On Tue, Jun 22, 2021 at 3:59 PM Lukasz Luba <lukasz.luba@xxxxxxx> wrote:
On 6/22/21 1:33 PM, Rafael J. Wysocki wrote:
On Tue, Jun 22, 2021 at 9:59 AM Lukasz Luba <lukasz.luba@xxxxxxx> wrote:
The Active Stats framework tracks and accounts the activity of the CPU
for each performance level. It accounts the real residency,
No, it doesn't. It just measures the time between the entry and exit
and that's not the real residency (because it doesn't take the exit
latency into account, for example).
It's 'just' a 'model' and as other models has limitations, but it's
better than existing one, which IPA has to use:
cpu_util + currect_freq_at_sampling_time
But the idle duration is already measured by cpuidle as
last_residency_ns.
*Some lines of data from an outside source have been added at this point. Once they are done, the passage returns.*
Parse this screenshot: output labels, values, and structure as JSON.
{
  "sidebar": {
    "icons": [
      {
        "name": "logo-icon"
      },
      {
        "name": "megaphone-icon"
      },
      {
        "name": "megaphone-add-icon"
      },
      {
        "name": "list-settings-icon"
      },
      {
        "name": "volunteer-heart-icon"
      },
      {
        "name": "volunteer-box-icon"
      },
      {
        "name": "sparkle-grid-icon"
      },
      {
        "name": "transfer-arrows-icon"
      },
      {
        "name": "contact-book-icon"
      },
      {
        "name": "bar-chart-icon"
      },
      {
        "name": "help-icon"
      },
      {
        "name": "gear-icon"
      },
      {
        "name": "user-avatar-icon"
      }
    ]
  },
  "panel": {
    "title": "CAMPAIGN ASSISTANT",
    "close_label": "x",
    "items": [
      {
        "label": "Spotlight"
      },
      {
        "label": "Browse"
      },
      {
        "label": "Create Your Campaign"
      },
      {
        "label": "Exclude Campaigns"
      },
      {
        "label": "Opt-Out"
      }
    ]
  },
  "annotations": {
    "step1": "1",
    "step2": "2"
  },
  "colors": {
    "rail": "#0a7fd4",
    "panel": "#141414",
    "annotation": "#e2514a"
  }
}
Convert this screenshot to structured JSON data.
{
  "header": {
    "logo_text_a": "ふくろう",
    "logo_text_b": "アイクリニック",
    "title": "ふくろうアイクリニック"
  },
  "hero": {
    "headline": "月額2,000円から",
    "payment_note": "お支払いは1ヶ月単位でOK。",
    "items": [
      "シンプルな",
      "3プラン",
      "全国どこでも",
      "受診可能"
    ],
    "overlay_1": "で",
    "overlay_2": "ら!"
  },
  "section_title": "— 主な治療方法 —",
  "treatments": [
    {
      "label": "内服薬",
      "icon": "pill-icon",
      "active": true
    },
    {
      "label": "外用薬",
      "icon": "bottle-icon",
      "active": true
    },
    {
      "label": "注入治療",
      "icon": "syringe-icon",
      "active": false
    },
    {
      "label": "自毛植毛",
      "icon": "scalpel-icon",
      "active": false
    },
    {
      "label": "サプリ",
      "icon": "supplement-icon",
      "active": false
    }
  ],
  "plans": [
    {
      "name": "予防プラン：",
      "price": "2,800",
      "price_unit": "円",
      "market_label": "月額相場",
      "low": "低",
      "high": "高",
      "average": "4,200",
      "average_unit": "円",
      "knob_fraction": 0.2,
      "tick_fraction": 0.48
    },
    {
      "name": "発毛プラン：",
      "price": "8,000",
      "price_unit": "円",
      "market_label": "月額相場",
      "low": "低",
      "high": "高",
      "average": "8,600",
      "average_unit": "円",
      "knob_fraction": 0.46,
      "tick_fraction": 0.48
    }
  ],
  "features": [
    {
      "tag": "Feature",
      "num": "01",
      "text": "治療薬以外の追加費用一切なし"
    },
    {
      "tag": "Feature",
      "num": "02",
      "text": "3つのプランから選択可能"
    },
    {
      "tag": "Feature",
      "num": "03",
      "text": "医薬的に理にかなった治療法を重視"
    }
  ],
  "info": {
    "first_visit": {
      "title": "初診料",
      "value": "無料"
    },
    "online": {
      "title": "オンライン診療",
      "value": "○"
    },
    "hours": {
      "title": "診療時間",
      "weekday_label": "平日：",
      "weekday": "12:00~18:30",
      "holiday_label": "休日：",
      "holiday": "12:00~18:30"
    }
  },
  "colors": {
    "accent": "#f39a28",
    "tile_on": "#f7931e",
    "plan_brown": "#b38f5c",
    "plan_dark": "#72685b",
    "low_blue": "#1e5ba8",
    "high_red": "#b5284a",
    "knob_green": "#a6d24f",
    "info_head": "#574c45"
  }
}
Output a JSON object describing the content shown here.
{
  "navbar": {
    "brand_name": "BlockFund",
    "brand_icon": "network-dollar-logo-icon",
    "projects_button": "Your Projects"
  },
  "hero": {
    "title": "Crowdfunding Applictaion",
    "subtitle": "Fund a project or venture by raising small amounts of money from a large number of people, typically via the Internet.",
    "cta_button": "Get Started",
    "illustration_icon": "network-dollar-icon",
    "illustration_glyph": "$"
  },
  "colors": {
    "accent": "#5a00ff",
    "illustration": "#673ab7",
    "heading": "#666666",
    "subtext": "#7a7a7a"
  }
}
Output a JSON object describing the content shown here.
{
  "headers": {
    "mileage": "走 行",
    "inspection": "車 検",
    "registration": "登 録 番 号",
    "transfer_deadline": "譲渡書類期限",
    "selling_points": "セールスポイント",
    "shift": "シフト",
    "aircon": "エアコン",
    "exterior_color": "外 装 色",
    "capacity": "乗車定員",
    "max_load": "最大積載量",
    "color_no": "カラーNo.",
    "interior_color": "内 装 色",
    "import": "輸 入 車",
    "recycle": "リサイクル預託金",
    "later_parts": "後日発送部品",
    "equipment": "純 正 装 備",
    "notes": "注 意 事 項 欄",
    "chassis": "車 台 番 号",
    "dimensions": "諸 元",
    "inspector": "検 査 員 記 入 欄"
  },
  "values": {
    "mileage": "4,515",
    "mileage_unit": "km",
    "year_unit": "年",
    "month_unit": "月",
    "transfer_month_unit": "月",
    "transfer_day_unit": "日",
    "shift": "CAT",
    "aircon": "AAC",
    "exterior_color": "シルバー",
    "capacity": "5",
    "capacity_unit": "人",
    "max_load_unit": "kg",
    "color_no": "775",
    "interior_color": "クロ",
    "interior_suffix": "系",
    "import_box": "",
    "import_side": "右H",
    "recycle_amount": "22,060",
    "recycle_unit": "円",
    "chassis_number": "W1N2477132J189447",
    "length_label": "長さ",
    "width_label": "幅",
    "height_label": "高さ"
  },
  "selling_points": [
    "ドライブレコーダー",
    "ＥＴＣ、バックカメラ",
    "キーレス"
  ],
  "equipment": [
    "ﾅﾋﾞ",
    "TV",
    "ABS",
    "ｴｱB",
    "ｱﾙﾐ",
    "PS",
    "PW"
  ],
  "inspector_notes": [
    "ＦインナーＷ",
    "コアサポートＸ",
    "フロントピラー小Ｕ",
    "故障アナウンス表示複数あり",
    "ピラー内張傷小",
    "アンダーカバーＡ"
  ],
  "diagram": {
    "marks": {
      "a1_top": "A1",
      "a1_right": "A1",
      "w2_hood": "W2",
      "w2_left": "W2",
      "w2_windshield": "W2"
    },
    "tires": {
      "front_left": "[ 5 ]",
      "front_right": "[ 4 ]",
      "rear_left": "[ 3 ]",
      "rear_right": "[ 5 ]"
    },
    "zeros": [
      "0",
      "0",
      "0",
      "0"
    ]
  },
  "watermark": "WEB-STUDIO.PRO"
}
Why does it need to be measured once more in
addition to that?
when the CPU was not idle, at a given performance level. This patch adds needed calls
which provide the CPU idle entry/exit events to the Active Stats
framework.
And it adds overhead to overhead-sensitive code.
AFAICS, some users of that code will not really get the benefit, so
adding the overhead to it is questionable.
First, why is the existing instrumentation in the idle loop insufficient?
The instrumentation (tracing) cannot be used at run time AFAIK. I need
this idle + freq information combined in a running platform, not for
post-processing (like we have in LISA). The thermal governor IPA would
use them for used power estimation.
What about snapshotting last_residency_ns in the CPU wakeup path?
Second, why do you need to add locking to this code?
The idle entry/exit updates the CPU's accounting data structure.
There is a reader of those data structures: thermal governor,
run from different CPU, which is the reason why I put locking for them.
So please consider doing it in a lockless manner and avoid running
this code when it is not needed in the first place.